The heart surgeon Francis Wells, who works at Papworth Hospital in Cambridge and recently published The Heart of Leonardo, recalls coming across Leonardo’s studies for the first time as a medical student. “I remember thinking that they were far better than anything we had in modern textbooks of anatomy,” he says. “They were beautiful, accurate, absorbing – and there was a liveliness to them that you just don’t find in modern anatomical drawings.”
During his investigations, Leonardo discovered several extraordinary things about the heart. “Up until and after his time, because of course he never published, the heart was believed to be a two-chambered structure,” Wells explains. “But Leonardo firmly stated that the heart has four chambers. Moreover, he discovered that the atria or filling chambers contract together while the pumping chambers or ventricles are relaxing, and vice versa.”
In addition, Leonardo observed the heart’s rotational movement. “If you look at a heart, it is cone-shaped,” says Wells. “But it’s a complex cone in a geometric sense, because it’s a cone with a twist. This is because the heart empties itself with a twisting motion – it wrings itself out, a bit like the wringing out of a towel. In heart failure it loses this twist.”
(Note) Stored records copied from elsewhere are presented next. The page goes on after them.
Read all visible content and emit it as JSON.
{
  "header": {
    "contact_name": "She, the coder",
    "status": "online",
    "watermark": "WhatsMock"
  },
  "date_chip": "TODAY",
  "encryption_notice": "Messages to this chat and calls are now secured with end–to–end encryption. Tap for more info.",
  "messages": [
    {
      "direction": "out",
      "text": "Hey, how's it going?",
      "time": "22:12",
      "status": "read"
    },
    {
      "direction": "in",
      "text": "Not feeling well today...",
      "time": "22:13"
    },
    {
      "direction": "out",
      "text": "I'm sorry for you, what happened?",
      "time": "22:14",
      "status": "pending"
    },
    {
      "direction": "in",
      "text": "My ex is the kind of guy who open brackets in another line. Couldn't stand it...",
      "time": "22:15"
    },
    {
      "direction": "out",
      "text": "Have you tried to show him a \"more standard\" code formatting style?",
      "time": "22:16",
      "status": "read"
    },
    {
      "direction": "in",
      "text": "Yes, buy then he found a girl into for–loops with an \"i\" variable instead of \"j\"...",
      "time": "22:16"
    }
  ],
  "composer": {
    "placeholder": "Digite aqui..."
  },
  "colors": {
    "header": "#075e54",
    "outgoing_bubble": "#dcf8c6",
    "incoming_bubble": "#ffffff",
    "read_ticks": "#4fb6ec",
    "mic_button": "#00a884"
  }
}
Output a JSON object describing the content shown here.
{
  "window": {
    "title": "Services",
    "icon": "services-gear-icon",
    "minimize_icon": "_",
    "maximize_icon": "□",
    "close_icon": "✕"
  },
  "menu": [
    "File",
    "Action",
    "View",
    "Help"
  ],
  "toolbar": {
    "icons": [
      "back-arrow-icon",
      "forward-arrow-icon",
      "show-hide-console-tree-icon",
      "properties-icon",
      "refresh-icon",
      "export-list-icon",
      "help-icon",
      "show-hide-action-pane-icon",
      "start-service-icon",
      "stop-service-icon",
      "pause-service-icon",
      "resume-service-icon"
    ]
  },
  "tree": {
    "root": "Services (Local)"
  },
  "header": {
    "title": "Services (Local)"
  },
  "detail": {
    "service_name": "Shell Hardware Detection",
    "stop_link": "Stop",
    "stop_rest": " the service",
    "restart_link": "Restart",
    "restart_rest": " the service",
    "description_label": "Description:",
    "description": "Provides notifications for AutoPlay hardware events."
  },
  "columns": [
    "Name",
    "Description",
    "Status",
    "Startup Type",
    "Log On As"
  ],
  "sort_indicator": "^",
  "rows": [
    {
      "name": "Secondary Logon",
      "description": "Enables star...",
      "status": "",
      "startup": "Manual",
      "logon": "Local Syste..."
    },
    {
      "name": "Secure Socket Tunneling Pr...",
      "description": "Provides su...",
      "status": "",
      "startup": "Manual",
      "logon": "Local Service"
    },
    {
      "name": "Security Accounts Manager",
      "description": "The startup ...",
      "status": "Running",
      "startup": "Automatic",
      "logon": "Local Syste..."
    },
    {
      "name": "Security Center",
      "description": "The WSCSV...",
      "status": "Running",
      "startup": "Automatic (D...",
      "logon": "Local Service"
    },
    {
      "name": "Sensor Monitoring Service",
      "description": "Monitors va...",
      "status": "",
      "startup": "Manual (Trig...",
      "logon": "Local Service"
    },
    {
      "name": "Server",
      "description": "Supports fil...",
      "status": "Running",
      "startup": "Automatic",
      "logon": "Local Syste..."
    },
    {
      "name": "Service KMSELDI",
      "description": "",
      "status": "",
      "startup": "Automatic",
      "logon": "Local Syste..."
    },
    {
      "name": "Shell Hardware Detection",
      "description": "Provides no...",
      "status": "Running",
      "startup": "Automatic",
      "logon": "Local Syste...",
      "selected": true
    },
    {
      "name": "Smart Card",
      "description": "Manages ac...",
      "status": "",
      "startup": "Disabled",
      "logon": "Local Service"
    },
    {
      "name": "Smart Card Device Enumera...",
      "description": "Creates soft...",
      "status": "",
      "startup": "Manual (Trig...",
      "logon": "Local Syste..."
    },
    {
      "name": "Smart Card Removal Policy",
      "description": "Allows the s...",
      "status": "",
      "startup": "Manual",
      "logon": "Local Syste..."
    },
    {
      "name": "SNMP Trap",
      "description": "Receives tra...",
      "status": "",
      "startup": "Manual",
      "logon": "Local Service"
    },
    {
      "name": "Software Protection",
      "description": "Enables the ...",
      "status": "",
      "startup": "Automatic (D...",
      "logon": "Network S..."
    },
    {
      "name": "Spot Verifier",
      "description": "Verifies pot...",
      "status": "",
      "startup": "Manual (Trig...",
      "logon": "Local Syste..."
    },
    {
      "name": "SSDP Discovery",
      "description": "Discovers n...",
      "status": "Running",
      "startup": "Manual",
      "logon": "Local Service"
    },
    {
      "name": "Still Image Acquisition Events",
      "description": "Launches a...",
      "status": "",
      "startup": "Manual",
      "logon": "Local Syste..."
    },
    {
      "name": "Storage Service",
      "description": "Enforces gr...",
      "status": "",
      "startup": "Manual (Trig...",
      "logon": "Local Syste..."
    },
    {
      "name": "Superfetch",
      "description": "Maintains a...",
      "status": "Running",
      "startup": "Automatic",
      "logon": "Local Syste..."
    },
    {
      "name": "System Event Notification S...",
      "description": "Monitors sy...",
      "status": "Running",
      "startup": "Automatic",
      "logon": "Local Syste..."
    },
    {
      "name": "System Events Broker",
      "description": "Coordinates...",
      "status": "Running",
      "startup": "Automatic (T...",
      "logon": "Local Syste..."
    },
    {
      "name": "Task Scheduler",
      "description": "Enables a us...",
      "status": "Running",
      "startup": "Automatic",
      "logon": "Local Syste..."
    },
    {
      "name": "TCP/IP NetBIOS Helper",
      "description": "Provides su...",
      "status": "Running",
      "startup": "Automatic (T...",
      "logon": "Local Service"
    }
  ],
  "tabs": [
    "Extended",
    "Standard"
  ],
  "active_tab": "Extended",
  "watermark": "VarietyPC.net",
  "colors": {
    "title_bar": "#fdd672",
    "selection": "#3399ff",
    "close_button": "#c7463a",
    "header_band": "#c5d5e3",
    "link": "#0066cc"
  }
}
According to Wells, Leonardo didn’t fully understand the function of cardiac twist. “But everything starts somewhere,” he says. “There’s a passage in which Leonardo describes the slaughter of some pigs on a Tuscan hillside. You or I would probably enjoy a nice glass of red wine while the pork was cooking, but Leonardo was thinking about this at the time. They killed the pigs by pushing little spears through the chest into the heart, and Leonardo noticed the rotational movement of these little spears in the heart. It was totally blue-sky research, of no use to anybody of his time, but it was a correct start along the road to understanding cardiac twist, which is now one of the hottest topics in understanding heart failure.”
Perhaps most impressive of all, though, were Leonardo’s observations about the aortic valve, which he made while experimenting with an ox’s heart. Intrigued by the way that the aortic valve opens and closes to ensure blood flows in one direction, Leonardo set about constructing a model by filling a bovine heart with wax. Once the wax had hardened, he recreated the structure in glass, and then pumped a mixture of grass seeds suspended in water through it. This allowed him to observe little vortices as the seeds swirled around in the widening at the root of the aorta. As a result, Leonardo correctly posited that these vortices helped to close the aortic valve. Yet because he never published his far-sighted research, this remained unknown for centuries.
“This wasn’t understood until the 20th Century,” says Wells, “when it was shown most beautifully in [science journal] Nature in 1968 by two engineers in Oxford. There was only reference to Leonardo da Vinci. There are two extraordinary things about that: first, there was only one reference, and second, the reference was 500 years old.”
So what made Leonardo such a brilliant anatomist? “One mustn’t get carried away claiming that Leonardo was a completely unique figure,” says Martin Clayton, head of prints and drawings in the Royal Collection, and the curator of the Edinburgh exhibition. “There were lots of investigative anatomists around at the time, and there were lots of artists who were interested in anatomy. But Leonardo pushed these two things further than anybody else. He was the supreme example of an anatomist who could also draw, or of an artist who was also a very skilled dissector. It was the union of these two skills in a single figure that made Leonardo unique.”